Scritto da © Bruno Magnolfi - Dom, 20/11/2011 - 18:47
Tutto quanto è mosso dall’angoscia. Tutti sono pronti a muovere i propri pensieri e le proprie capacità quando la paura li prende, il terrore senza spiegazione avanza. Osservo la punta della scarpa. Sollevando la parte della gamba oltre il ginocchio la porto all’altezza giusta, in maniera che si posizioni sulla retta che collega il mio occhio destro alla presa di corrente elettrica sul muro, proprio davanti a me.
Sono da solo in questa saletta, l’avvocato non è ancora arrivato, provo una vaga voglia di prendere ed andarmene, ignorare tutto quello che riguarda questa causa di divorzio che si frappone in maniera decisa tra me e il futuro, ma resisto, cerco di distrarmi, di perdere del tempo, di rimanere qui ma di non pensare a niente.
Non ho alcuna voglia di parlare ad un estraneo di mia moglie, del passato, del rapporto che ha legato le nostre vite per tutti questi anni; ma non ho scelta, so che quando uscirò da questo studio probabilmente mi sentirò diverso, avrò guardato con razionalità qualcosa che non avrei voluto mai mettere sotto al microscopio. Eppure le cose si corrompono con una facilità incredibile, e allora resto, cerco di sentirmi il più possibile disposto anche a questa operazione.
Un dolore sottile nello stomaco inizia lentamente a farsi strada, la punta della scarpa non riesce a stare più di tanto sulla retta, la mia posizione deve ritornare naturale, seduto su questa poltroncina, senza possibilità di assumere differenti posizioni. Cerco di pensare a ciò che devo dire all’avvocato, ma lo stomaco si stringe ulteriormente, non riesco neppure più a rendermi conto che cosa io stia veramente cercando di salvare.
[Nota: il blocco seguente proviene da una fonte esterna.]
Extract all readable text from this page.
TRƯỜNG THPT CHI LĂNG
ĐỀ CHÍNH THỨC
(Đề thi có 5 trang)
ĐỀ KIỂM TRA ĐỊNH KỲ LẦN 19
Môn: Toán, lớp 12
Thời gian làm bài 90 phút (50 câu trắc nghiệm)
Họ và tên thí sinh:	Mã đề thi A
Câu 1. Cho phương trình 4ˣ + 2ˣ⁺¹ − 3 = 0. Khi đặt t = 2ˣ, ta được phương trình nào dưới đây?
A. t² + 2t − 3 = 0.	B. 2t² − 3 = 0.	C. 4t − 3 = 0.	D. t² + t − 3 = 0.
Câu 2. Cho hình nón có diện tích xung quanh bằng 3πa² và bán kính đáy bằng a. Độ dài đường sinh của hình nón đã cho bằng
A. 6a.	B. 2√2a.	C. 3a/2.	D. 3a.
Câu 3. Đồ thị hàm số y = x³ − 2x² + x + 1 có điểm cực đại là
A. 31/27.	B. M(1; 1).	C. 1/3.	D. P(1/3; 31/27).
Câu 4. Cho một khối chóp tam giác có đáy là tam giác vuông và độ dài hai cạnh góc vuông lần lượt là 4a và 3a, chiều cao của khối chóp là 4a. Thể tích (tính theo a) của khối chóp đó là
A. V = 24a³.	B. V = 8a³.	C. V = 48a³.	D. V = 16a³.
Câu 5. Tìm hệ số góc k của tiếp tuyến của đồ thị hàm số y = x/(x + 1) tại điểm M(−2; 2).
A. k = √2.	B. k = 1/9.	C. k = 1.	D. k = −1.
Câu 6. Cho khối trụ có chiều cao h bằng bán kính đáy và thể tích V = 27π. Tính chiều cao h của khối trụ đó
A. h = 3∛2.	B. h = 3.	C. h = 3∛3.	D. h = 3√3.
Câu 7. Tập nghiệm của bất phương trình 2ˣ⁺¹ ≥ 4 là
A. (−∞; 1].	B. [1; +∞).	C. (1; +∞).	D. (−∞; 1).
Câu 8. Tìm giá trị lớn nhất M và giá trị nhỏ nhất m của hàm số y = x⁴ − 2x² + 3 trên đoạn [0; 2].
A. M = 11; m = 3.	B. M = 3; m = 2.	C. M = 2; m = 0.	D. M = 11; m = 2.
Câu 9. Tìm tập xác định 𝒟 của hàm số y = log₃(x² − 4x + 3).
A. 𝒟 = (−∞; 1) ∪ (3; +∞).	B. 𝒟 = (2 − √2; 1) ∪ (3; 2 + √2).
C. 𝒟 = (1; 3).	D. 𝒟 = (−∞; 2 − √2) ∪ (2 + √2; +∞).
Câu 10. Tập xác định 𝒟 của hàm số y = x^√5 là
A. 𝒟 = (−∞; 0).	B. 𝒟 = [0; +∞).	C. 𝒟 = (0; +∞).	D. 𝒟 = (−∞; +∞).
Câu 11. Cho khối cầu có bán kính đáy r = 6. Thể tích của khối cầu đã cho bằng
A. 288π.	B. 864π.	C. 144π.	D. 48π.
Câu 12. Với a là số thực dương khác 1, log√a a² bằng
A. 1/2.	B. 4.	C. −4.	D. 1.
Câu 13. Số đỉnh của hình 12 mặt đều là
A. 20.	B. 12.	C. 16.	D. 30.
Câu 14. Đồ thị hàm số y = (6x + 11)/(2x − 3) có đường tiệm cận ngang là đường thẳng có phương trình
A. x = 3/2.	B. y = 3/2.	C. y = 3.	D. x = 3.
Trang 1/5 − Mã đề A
Vorrei aprire la finestra, gridare aiuto nella strada, quasi un incendio nella stanza minacciasse la mia incolumità; poi penso che tra poche decine di anni saremo tutti morti, e questo mi fa sentire meglio, come se anche gli errori con il tempo divenissero una stupida cosa, fino quasi ad annullarsi. Credo per me sia una tortura rimanere ancora qui in attesa: sto male, è ormai evidente, ciò nonostante penso che devo andare avanti, affrontare ciò che è inevitabile, tirare su la testa, mostrarmi conscio di tutti i passaggi che dovrò sicuramente sostenere.
L’avvocato non arriva, ormai io sono in piedi, mi guardo attorno, ho bisogno di sentirmi via da lì, ma non riesco a decidermi ad andarmene. Poi un pensiero mi passa per la testa: qualcosa di tutto quanto ciò che andrà legalizzato non mi è chiaro, ho probabilmente rifiutato fino adesso di affrontarlo, ma c’è un piccolo peduncolo che ancora lega questo mio matrimonio, ed io non posso disconoscerlo, forse non è fondamentale, eppure va chiarito, va risolto, deve essere capito.
Torno a sedermi; non so neppure a che cosa stia pensando, dico tra me con voce bassa. Probabilmente ho un po’ di febbre, non è certo la giornata migliore per affrontare certe cose, ma non sono mai stato un pavido, ho sempre cercato di fare ciò che dovevo, dico a voce già più alta, sarà così anche stavolta.
Poi sento un rumore lungo il corridoio, ci siamo, penso tra me, non potrò più tirarmi indietro, non ci sarà più altra possibilità per mettere in discussione tutto quanto: le cose prenderanno presto a correre, non riuscirò più in nessun caso a ritornarne indietro. E’ il futuro che mi fa paura, penso all’improvviso: torno a tirare su la gamba, a guardare la punta del piede che si frappone davanti alla presa di corrente; poi decido: saluterò l’avvocato senza spiegargli niente, penso, e subito dopo me ne andrò da qui.